Comme Guyot a déjà fait 15 jours de préventive, il ressort donc libre une nouvelle fois. Il écrit aux journaux qui se sont réjouit de son arrestation pour exiger d’eux un entrefilet de rétractation et des excuses. Rien que ça ! De retour à Cerdon, il est accueilli dans la liesse par ses ouailles. Un orchestre joue, la vierge Carmier est illuminée de 317 chandelles, et "toutes les vieilles bigotes parcoururent ensuite les rues, le chapelet à la main, célébrant cet heureux jour de délivrance ; l’une d’entre elles, habitant le quartier de la gare, atteinte sans doute d'hystérie religieuse, s’en prit à un citoyen de son quartier ; il s’en suivit une rixe dans laquelle elle perdit ses pantoufles". (L’Éclaireur de l’Ain).
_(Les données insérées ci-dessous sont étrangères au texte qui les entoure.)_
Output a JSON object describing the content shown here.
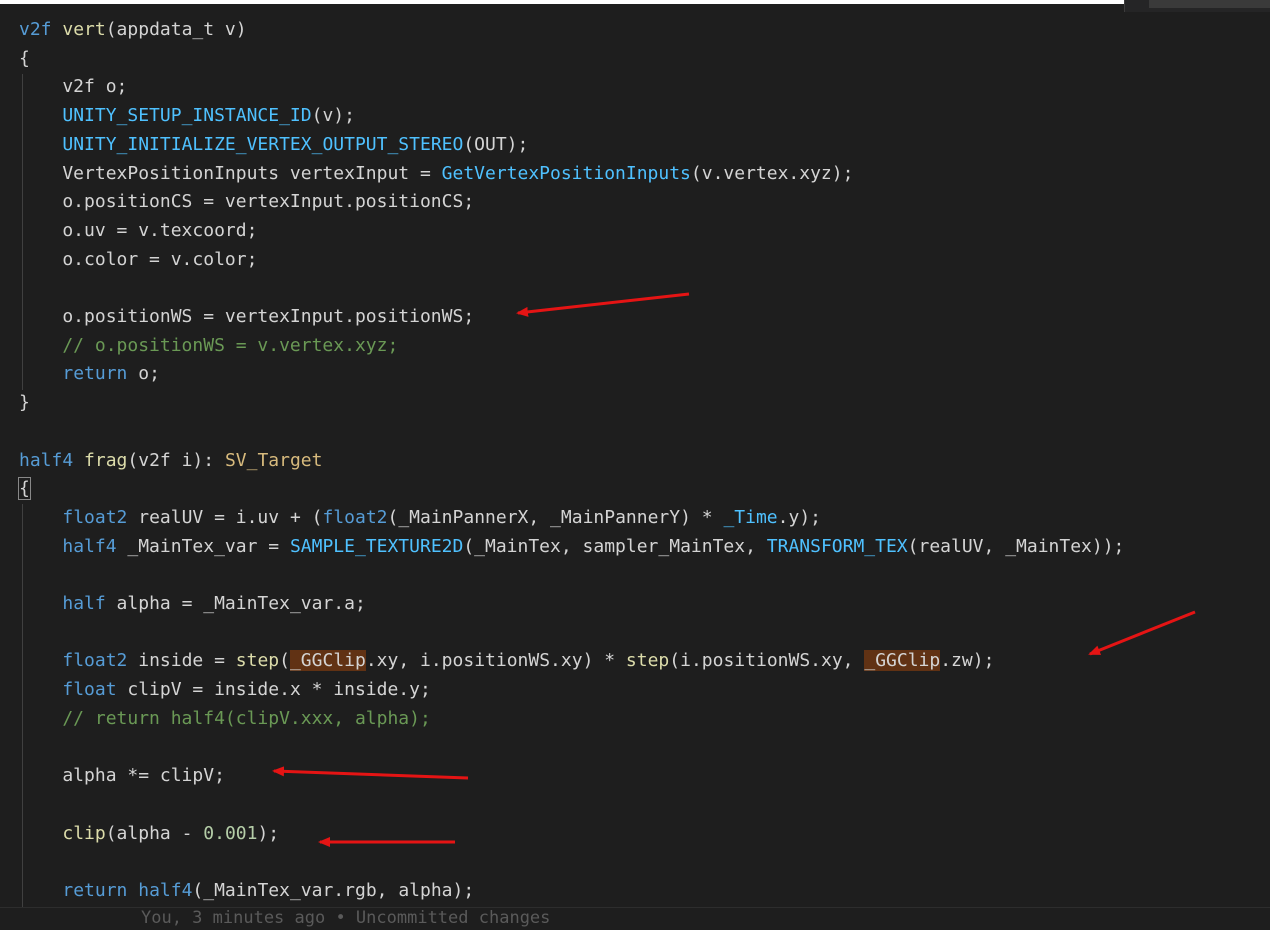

La Vierge du mont Carmier.


Au même moment, dans la presse cléricale, les fillettes sont traitées de "gamines vicieuses", "d'abominables fillettes" et la ligue Sacerdotale du diocèse de Belley prend l’initiative de poursuivre tous les journaux qui se sont associés à la campagne menée contre Guyot. "La presse immonde paiera cher ses diffamations et ses mensonges éhontés". Toujours au même moment, dans le Lot, l’abbé Delrieu est accusé de pédophilie. Les cléricaux le défendent, il est relâché et élu au conseil municipal de Bretenoux (Lot) avec toute sa liste, contre le maire qui avait été l’instigateur des poursuites. M. Lehougais, curé de Pommeréval (Seine-Maritime) est accusé par l’instituteur d’attouchements sur les enfants. Il est acquitté et son retour au village est fait sous les ovations. Idem pour l’abbé Ribeyre (Ardèche). Idem pour l’abbé Hanotel d’Oisy-le-Verger (Pas-de-Calais) qui attire petites filles et petits garçons chez lui sous prétexte de cadeaux à leur donner et leur montre en réalité des images pornographiques. 😣😱


Les journaux (de tous bords) ne disent pas ce que sont devenues les pauvres gamines abusées, ni comment elles ont géré le retour en grande pompe de leur agresseur. Il fut un temps où des faits très graves étaient traités avec beaucoup trop de légèreté et surtout sans aucune empathie pour les victimes. Heureusement que les féministes ont réussi à s'interposer dans ce patriarcat envahissant et dominateur pour faire entendre la voix de toutes les femmes.


Sources : La Gazette d’Annonay, L’Éclaireur de l’Ain, La Croix, La Vérité, La République sociale, La Lanterne, Le Progrès de Lyon.